Major Cuts To Come From Bank of Canada

General

Posted by: Kimberly Walker

Major cuts to come from BoC?

by Justin da Rosa | 04 Feb 2015

The voices predicting a further Bank of Canada rate cut have become a chorus, with another bank stating it believes the central bank still has additional basis points to slash.

HSBC Bank PLC has predicted the BoC will lower its benchmark to 0.5 in March and again in Q2 to a mere 0.25 per cent, according to Michael Babad of the Globe and Mail.

Of course, two of Canada’s major banks have already made their own rate cut predictions for the coming months.

“The Bank of Canada assumed upcoming weakness in the economy when it cut rates last week. Although its focus is on 2015, with growth in Q4 now set to come under its 2.5 per cent forecast, the BoC has all the more reason to cut again in March,” CIBC states in its Economic Flash report published Friday. “The downdraft from oil will indeed be significant, but overall output’s response to cheaper fuel, lower rates, and a significantly weaker Canadian dollar means that our full-year growth target for 2015 is still around the economy’s potential.”

That report followed on the heels of a similar prediction made by TD Bank, who also predicts a further rate cut to come from the Bank of Canada at its next rate announcement.

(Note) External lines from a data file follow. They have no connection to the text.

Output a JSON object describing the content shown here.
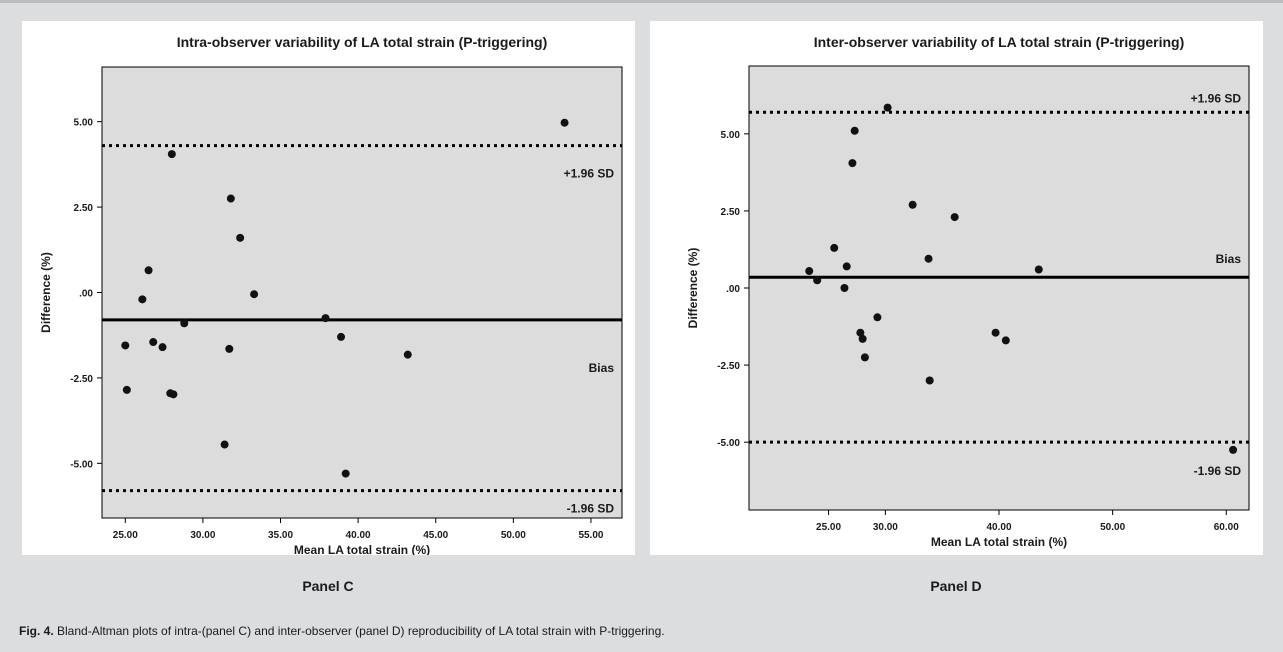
{
  "figure": {
    "caption_prefix": "Fig. 4.",
    "caption_text": " Bland-Altman plots of intra-(panel C) and inter-observer (panel D) reproducibility of LA total strain with P-triggering."
  },
  "chart_data": [
    {
      "type": "scatter",
      "panel": "Panel C",
      "title": "Intra-observer variability of LA total strain (P-triggering)",
      "xlabel": "Mean LA total strain (%)",
      "ylabel": "Difference (%)",
      "xlim": [
        23.5,
        57
      ],
      "ylim": [
        -6.6,
        6.6
      ],
      "xticks": [
        25,
        30,
        35,
        40,
        45,
        50,
        55
      ],
      "xtick_labels": [
        "25.00",
        "30.00",
        "35.00",
        "40.00",
        "45.00",
        "50.00",
        "55.00"
      ],
      "yticks": [
        -5,
        -2.5,
        0,
        2.5,
        5
      ],
      "ytick_labels": [
        "-5.00",
        "-2.50",
        ".00",
        "2.50",
        "5.00"
      ],
      "grid": false,
      "bias": -0.8,
      "upper_loa": 4.3,
      "lower_loa": -5.8,
      "annotations": [
        "+1.96 SD",
        "Bias",
        "-1.96 SD"
      ],
      "points": [
        {
          "x": 25.0,
          "y": -1.55
        },
        {
          "x": 25.1,
          "y": -2.85
        },
        {
          "x": 26.1,
          "y": -0.2
        },
        {
          "x": 26.5,
          "y": 0.65
        },
        {
          "x": 26.8,
          "y": -1.45
        },
        {
          "x": 27.4,
          "y": -1.6
        },
        {
          "x": 27.9,
          "y": -2.95
        },
        {
          "x": 28.0,
          "y": 4.05
        },
        {
          "x": 28.1,
          "y": -2.98
        },
        {
          "x": 28.8,
          "y": -0.9
        },
        {
          "x": 31.4,
          "y": -4.45
        },
        {
          "x": 31.7,
          "y": -1.65
        },
        {
          "x": 31.8,
          "y": 2.75
        },
        {
          "x": 32.4,
          "y": 1.6
        },
        {
          "x": 33.3,
          "y": -0.05
        },
        {
          "x": 37.9,
          "y": -0.75
        },
        {
          "x": 38.9,
          "y": -1.3
        },
        {
          "x": 39.2,
          "y": -5.3
        },
        {
          "x": 43.2,
          "y": -1.82
        },
        {
          "x": 53.3,
          "y": 4.97
        }
      ]
    },
    {
      "type": "scatter",
      "panel": "Panel D",
      "title": "Inter-observer variability of LA total strain (P-triggering)",
      "xlabel": "Mean LA total strain (%)",
      "ylabel": "Difference (%)",
      "xlim": [
        18,
        62
      ],
      "ylim": [
        -7.2,
        7.2
      ],
      "xticks": [
        25,
        30,
        40,
        50,
        60
      ],
      "xtick_labels": [
        "25.00",
        "30.00",
        "40.00",
        "50.00",
        "60.00"
      ],
      "yticks": [
        -5,
        -2.5,
        0,
        2.5,
        5
      ],
      "ytick_labels": [
        "-5.00",
        "-2.50",
        ".00",
        "2.50",
        "5.00"
      ],
      "grid": false,
      "bias": 0.35,
      "upper_loa": 5.7,
      "lower_loa": -5.0,
      "annotations": [
        "+1.96 SD",
        "Bias",
        "-1.96 SD"
      ],
      "points": [
        {
          "x": 23.3,
          "y": 0.55
        },
        {
          "x": 24.0,
          "y": 0.25
        },
        {
          "x": 25.5,
          "y": 1.3
        },
        {
          "x": 26.4,
          "y": 0.0
        },
        {
          "x": 26.6,
          "y": 0.7
        },
        {
          "x": 27.1,
          "y": 4.05
        },
        {
          "x": 27.3,
          "y": 5.1
        },
        {
          "x": 27.8,
          "y": -1.45
        },
        {
          "x": 28.0,
          "y": -1.65
        },
        {
          "x": 28.2,
          "y": -2.25
        },
        {
          "x": 29.3,
          "y": -0.95
        },
        {
          "x": 30.2,
          "y": 5.85
        },
        {
          "x": 32.4,
          "y": 2.7
        },
        {
          "x": 33.8,
          "y": 0.95
        },
        {
          "x": 33.9,
          "y": -3.0
        },
        {
          "x": 36.1,
          "y": 2.3
        },
        {
          "x": 39.7,
          "y": -1.45
        },
        {
          "x": 40.6,
          "y": -1.7
        },
        {
          "x": 43.5,
          "y": 0.6
        },
        {
          "x": 60.6,
          "y": -5.25
        }
      ]
    }
  ]
}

“The Bank of Canada unexpectedly cut the overnight rate by 25 basis points in mid-January, on the negative impact of lower oil prices on inflation and the real economy. At that time, it also signaled that it saw most of the risks to inflation to be tilted to the downside,” TD’s economic update, published in late January states. “Given our weaker oil price, inflation, and output forecast relative to the Bank, it therefore holds that we expect some of those downside risks to be realized.

“As such, we forecast that the Bank of Canada will cut the overnight rate by an additional 25 basis points at its next fixed announcement date in March.”
 

29 Jan

Mortgage Rates

General

Posted by: Kimberly Walker

Bank Prime: 2.85%

Best Variable Rate: 2.15%

Best 5 Year Rate: 2.79%

Analyst explains why banks haven’t matched the BoC’s rate

by Justin da Rosa | 29 Jan 2015


The big banks’ decision to lower their prime rates – but not fully match the mark set by the Bank of Canada – was about balancing the economy, according to one bank analyst.

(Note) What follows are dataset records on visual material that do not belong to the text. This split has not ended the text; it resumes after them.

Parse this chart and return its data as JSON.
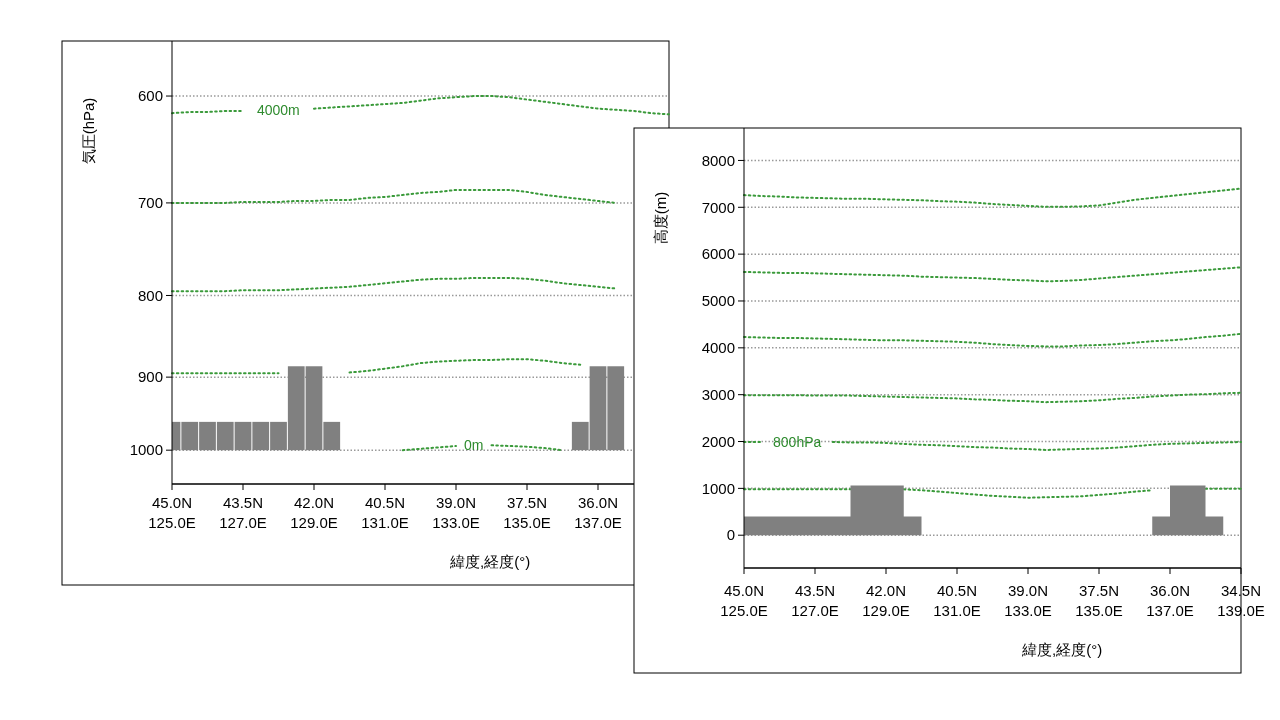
{
  "chart_data": [
    {
      "type": "line",
      "ylabel": "気圧(hPa)",
      "xlabel": "緯度,経度(°)",
      "log": true,
      "grid": "y",
      "line_style": "dotted",
      "ylim": [
        1050,
        555
      ],
      "yticks": [
        600,
        700,
        800,
        900,
        1000
      ],
      "categories": [
        "45.0N\n125.0E",
        null,
        null,
        null,
        "43.5N\n127.0E",
        null,
        null,
        null,
        "42.0N\n129.0E",
        null,
        null,
        null,
        "40.5N\n131.0E",
        null,
        null,
        null,
        "39.0N\n133.0E",
        null,
        null,
        null,
        "37.5N\n135.0E",
        null,
        null,
        null,
        "36.0N\n137.0E",
        null,
        null,
        null,
        null
      ],
      "series": [
        {
          "color": "#3a9a3a",
          "values": [
            615,
            614,
            614,
            613,
            613,
            null,
            null,
            null,
            611,
            610,
            609,
            608,
            607,
            606,
            604,
            602,
            601,
            600,
            600,
            601,
            603,
            605,
            607,
            609,
            611,
            612,
            613,
            615,
            616
          ]
        },
        {
          "color": "#3a9a3a",
          "values": [
            700,
            700,
            700,
            700,
            699,
            699,
            699,
            698,
            698,
            697,
            697,
            695,
            694,
            692,
            690,
            689,
            687,
            687,
            687,
            687,
            689,
            692,
            694,
            696,
            698,
            700,
            null,
            null,
            null
          ]
        },
        {
          "color": "#3a9a3a",
          "values": [
            795,
            795,
            795,
            795,
            794,
            794,
            794,
            793,
            792,
            791,
            790,
            788,
            786,
            784,
            782,
            781,
            781,
            780,
            780,
            780,
            781,
            783,
            786,
            788,
            790,
            792,
            null,
            null,
            null
          ]
        },
        {
          "color": "#3a9a3a",
          "values": [
            895,
            895,
            895,
            895,
            895,
            895,
            895,
            null,
            null,
            null,
            894,
            892,
            889,
            886,
            882,
            880,
            879,
            878,
            878,
            877,
            877,
            879,
            882,
            884,
            null,
            null,
            null,
            null,
            null
          ]
        },
        {
          "color": "#3a9a3a",
          "values": [
            null,
            null,
            null,
            null,
            null,
            null,
            null,
            null,
            null,
            null,
            null,
            null,
            null,
            1000,
            998,
            996,
            994,
            null,
            993,
            994,
            995,
            997,
            1000,
            null,
            null,
            null,
            null,
            null,
            null
          ]
        },
        {
          "type": "bar",
          "color": "#808080",
          "values": [
            -40,
            -40,
            -40,
            -40,
            -40,
            -40,
            -40,
            -114,
            -114,
            -40,
            null,
            null,
            null,
            null,
            null,
            null,
            null,
            null,
            null,
            null,
            null,
            null,
            null,
            -40,
            -114,
            -114,
            null,
            null,
            null
          ],
          "base": [
            1000,
            1000,
            1000,
            1000,
            1000,
            1000,
            1000,
            1000,
            1000,
            1000,
            null,
            null,
            null,
            null,
            null,
            null,
            null,
            null,
            null,
            null,
            null,
            null,
            null,
            1000,
            1000,
            1000,
            null,
            null,
            null
          ]
        }
      ],
      "annotations": [
        "4000m",
        "0m"
      ]
    },
    {
      "type": "line",
      "ylabel": "高度(m)",
      "xlabel": "緯度,経度(°)",
      "grid": "y",
      "line_style": "dotted",
      "ylim": [
        -700,
        8650
      ],
      "yticks": [
        0,
        1000,
        2000,
        3000,
        4000,
        5000,
        6000,
        7000,
        8000
      ],
      "categories": [
        "45.0N\n125.0E",
        null,
        null,
        null,
        "43.5N\n127.0E",
        null,
        null,
        null,
        "42.0N\n129.0E",
        null,
        null,
        null,
        "40.5N\n131.0E",
        null,
        null,
        null,
        "39.0N\n133.0E",
        null,
        null,
        null,
        "37.5N\n135.0E",
        null,
        null,
        null,
        "36.0N\n137.0E",
        null,
        null,
        null,
        "34.5N\n139.0E"
      ],
      "series": [
        {
          "color": "#3a9a3a",
          "values": [
            7260,
            7240,
            7230,
            7210,
            7200,
            7190,
            7180,
            7180,
            7170,
            7160,
            7150,
            7130,
            7120,
            7100,
            7070,
            7050,
            7030,
            7010,
            7010,
            7020,
            7040,
            7100,
            7160,
            7200,
            7240,
            7280,
            7320,
            7360,
            7400
          ]
        },
        {
          "color": "#3a9a3a",
          "values": [
            5620,
            5610,
            5600,
            5600,
            5590,
            5580,
            5570,
            5560,
            5550,
            5540,
            5520,
            5510,
            5500,
            5490,
            5470,
            5450,
            5440,
            5420,
            5430,
            5450,
            5480,
            5510,
            5540,
            5570,
            5600,
            5630,
            5660,
            5690,
            5720
          ]
        },
        {
          "color": "#3a9a3a",
          "values": [
            4230,
            4220,
            4210,
            4210,
            4200,
            4190,
            4180,
            4170,
            4160,
            4160,
            4150,
            4140,
            4130,
            4110,
            4080,
            4060,
            4040,
            4030,
            4030,
            4050,
            4060,
            4080,
            4110,
            4140,
            4160,
            4190,
            4230,
            4260,
            4300
          ]
        },
        {
          "color": "#3a9a3a",
          "values": [
            2990,
            2990,
            2990,
            2990,
            2980,
            2980,
            2980,
            2970,
            2960,
            2950,
            2940,
            2930,
            2920,
            2900,
            2890,
            2870,
            2860,
            2840,
            2850,
            2860,
            2880,
            2910,
            2930,
            2960,
            2980,
            3000,
            3010,
            3030,
            3040
          ]
        },
        {
          "color": "#3a9a3a",
          "values": [
            1990,
            1990,
            null,
            null,
            null,
            1990,
            1980,
            1980,
            1970,
            1950,
            1930,
            1920,
            1900,
            1880,
            1870,
            1850,
            1840,
            1820,
            1830,
            1840,
            1850,
            1870,
            1900,
            1930,
            1950,
            1960,
            1970,
            1980,
            1990
          ]
        },
        {
          "color": "#3a9a3a",
          "values": [
            980,
            980,
            980,
            980,
            980,
            980,
            980,
            null,
            null,
            980,
            960,
            930,
            900,
            870,
            840,
            820,
            800,
            810,
            820,
            830,
            860,
            890,
            930,
            960,
            null,
            null,
            990,
            990,
            990
          ]
        },
        {
          "type": "area",
          "color": "#808080",
          "values": [
            400,
            400,
            400,
            400,
            400,
            400,
            1060,
            1060,
            1060,
            400,
            0,
            null,
            null,
            null,
            null,
            null,
            null,
            null,
            null,
            null,
            null,
            null,
            0,
            400,
            1060,
            1060,
            400,
            0,
            null
          ]
        }
      ],
      "annotations": [
        "800hPa"
      ]
    }
  ]
}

“The absence of a full prime cut slows the stimulus into the housing market late in the cycle while the negative impact on Canadian bank profitability is dulled by the fact that it is only a partial move,” Robert Sedran, analyst at CIBC World Markets said in a note to clients, according to the Financial Post. “We’ll see if this balance holds or if another cut in the overnight rate is coming.”

The Bank of Canada lowered its overnight rate by 25 basis points and the banks have all lowered their prime rates by 15 basis points. It took the banks almost a week after the central bank lowered its overnight rate to slash their own prime rates.

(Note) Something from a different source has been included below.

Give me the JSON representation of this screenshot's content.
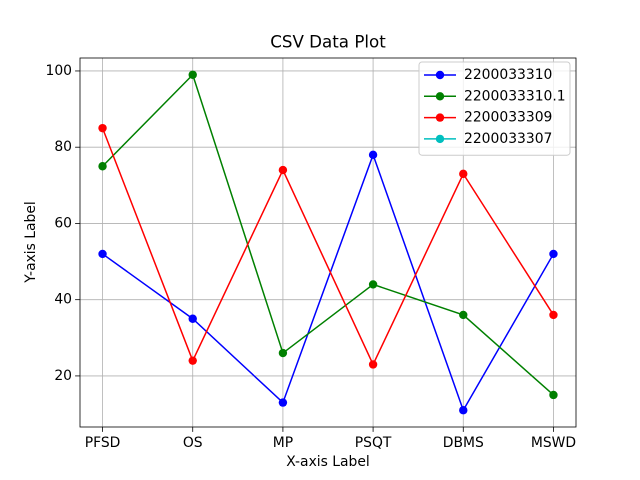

Some may question whether the refusal to lower its rates further isn’t simply about maximizing profit. Before the respective moves, many brokers weren’t surprised by the lack of action.

“I’m not surprised the banks haven’t dropped their variable rates. They want every last dollar they can get,” Rob Campbell told MortgageBrokerNews.ca earlier this week, before the banks lowered their prime rates. “At the end of the day it’s costing them less money to borrow and at the end of the day they have shareholders to answer to.”

Still, Sedran says the decision to not match the BoC’s rate is a “compromise”. “Perhaps we have arrived at a compromise,” he said. “The rate cut was behind the currency depreciation that should prove stimulative to economic activity and the partial move in prime is a marginal positive as well.”